For every Lucid Imagination, there's still an IBM or an Oracle, with a lot of experience in data management -- big, little, or otherwise.
That was demonstrated again with the general availability of MySQL Cluster 7.2, the distributed carrier-grade edition of the popular open source database from Oracle.
If MySQL in general feels like yesterday's news in the context of big data, it should be noted that big data is more than just Hadoop. Hadoop is just the storage medium, and many businesses still need a relational database to hold structured data and process information. MySQL has long been an open source fixture within the relational database world, and has evolved well into the big data space.
The recent announcement adds more confirmation to that: MySQL Cluster, which already features C/C++ and Java APIs that enable analysts to plug-in non-relational queries (the "NoSQL" class of queries), has added an API in this 7.2 release to enable memcached-based NoSQL queries. Memcached is, according to its website, "an in-memory key-value store for small chunks of arbitrary data (strings, objects) from results of database calls, API calls, or page rendering."

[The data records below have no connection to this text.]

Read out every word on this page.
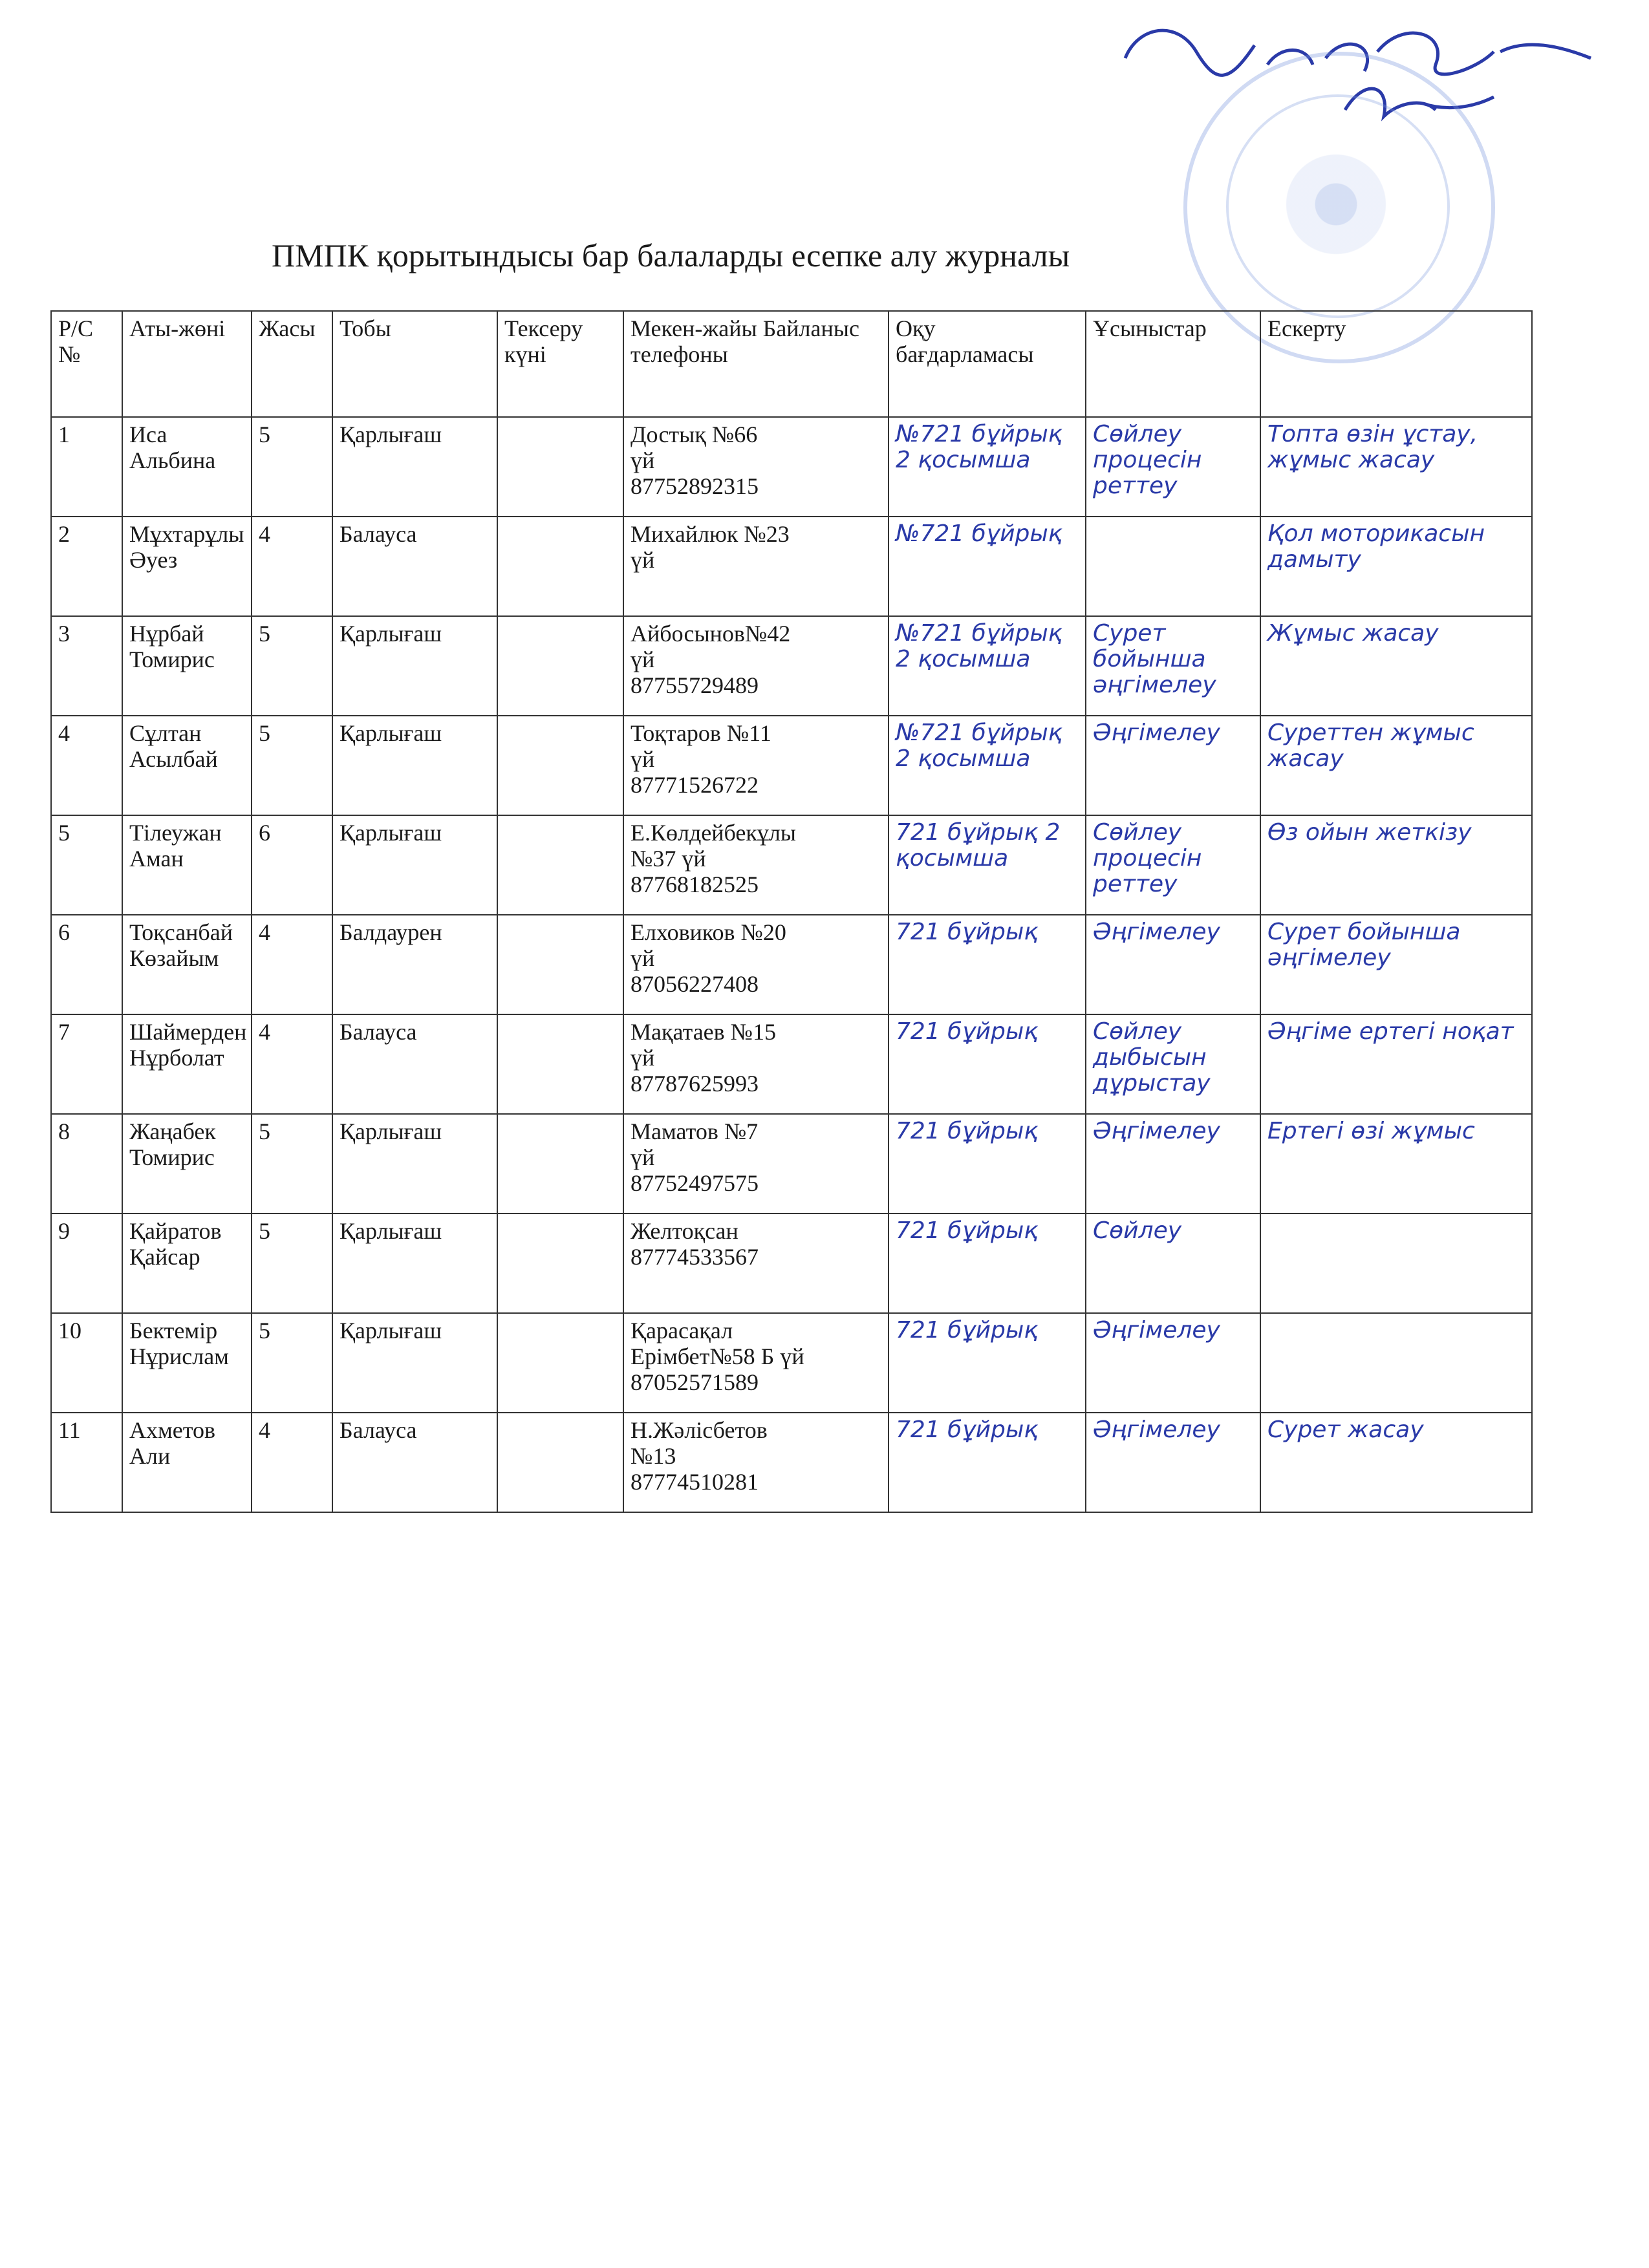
ПМПК қорытындысы бар балаларды есепке алу журналы
Р/С №	Аты-жөні	Жасы	Тобы	Тексеру күні	Мекен-жайы Байланыс телефоны	Оқу бағдарламасы	Ұсыныстар	Ескерту
1	Иса Альбина	5	Қарлығаш		Достық №66
үй
87752892315	№721 бұйрық 2 қосымша	Сөйлеу процесін реттеу	Топта өзін ұстау, жұмыс жасау
2	Мұхтарұлы Әуез	4	Балауса		Михайлюк №23
үй	№721 бұйрық		Қол моторикасын дамыту
3	Нұрбай Томирис	5	Қарлығаш		Айбосынов№42
үй
87755729489	№721 бұйрық 2 қосымша	Сурет бойынша әңгімелеу	Жұмыс жасау
4	Сұлтан Асылбай	5	Қарлығаш		Тоқтаров №11
үй
87771526722	№721 бұйрық 2 қосымша	Әңгімелеу	Суреттен жұмыс жасау
5	Тілеужан Аман	6	Қарлығаш		Е.Көлдейбекұлы
№37 үй
87768182525	721 бұйрық 2 қосымша	Сөйлеу процесін реттеу	Өз ойын жеткізу
6	Тоқсанбай Көзайым	4	Балдаурен		Елховиков №20
үй
87056227408	721 бұйрық	Әңгімелеу	Сурет бойынша әңгімелеу
7	Шаймерден Нұрболат	4	Балауса		Мақатаев №15
үй
87787625993	721 бұйрық	Сөйлеу дыбысын дұрыстау	Әңгіме ертегі ноқат
8	Жаңабек Томирис	5	Қарлығаш		Маматов №7
үй
87752497575	721 бұйрық	Әңгімелеу	Ертегі өзі жұмыс
9	Қайратов Қайсар	5	Қарлығаш		Желтоқсан
87774533567	721 бұйрық	Сөйлеу	
10	Бектемір Нұрислам	5	Қарлығаш		Қарасақал
Ерімбет№58 Б үй
87052571589	721 бұйрық	Әңгімелеу	
11	Ахметов Али	4	Балауса		Н.Жәлісбетов
№13
87774510281	721 бұйрық	Әңгімелеу	Сурет жасау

This means that as queries get more complex, memcached-based queries can deliver better performance and speed -- highly important in a large-scale data environment. It also means, from a wider perspective, that application developers will have more choices with which to access data -- from the traditional SQL queries to NoSQL-class queries.
Complex queries are something that the MySQL Cluster team has been working on quite a bit, according to Tomas Ulin, VP of MySQL Development.
"Looking at two-, four-, or even eleven-way joins," Ulin explained in an interview, "MySQL Cluster has been given a 10- to 100-times performance boost." One customer was able to get a 140-times performance improvement for an eleven-way joined query, Ulin added, though he did caution that the mileage may vary on that kind of boost.
The improvements stem from a shift in the workloads within MySQL Cluster 7.2, where join work will now mostly be done at the data node, using processors closer to the actual data and reducing the amounts of data that will have to be transferred to meet the requirements of a query.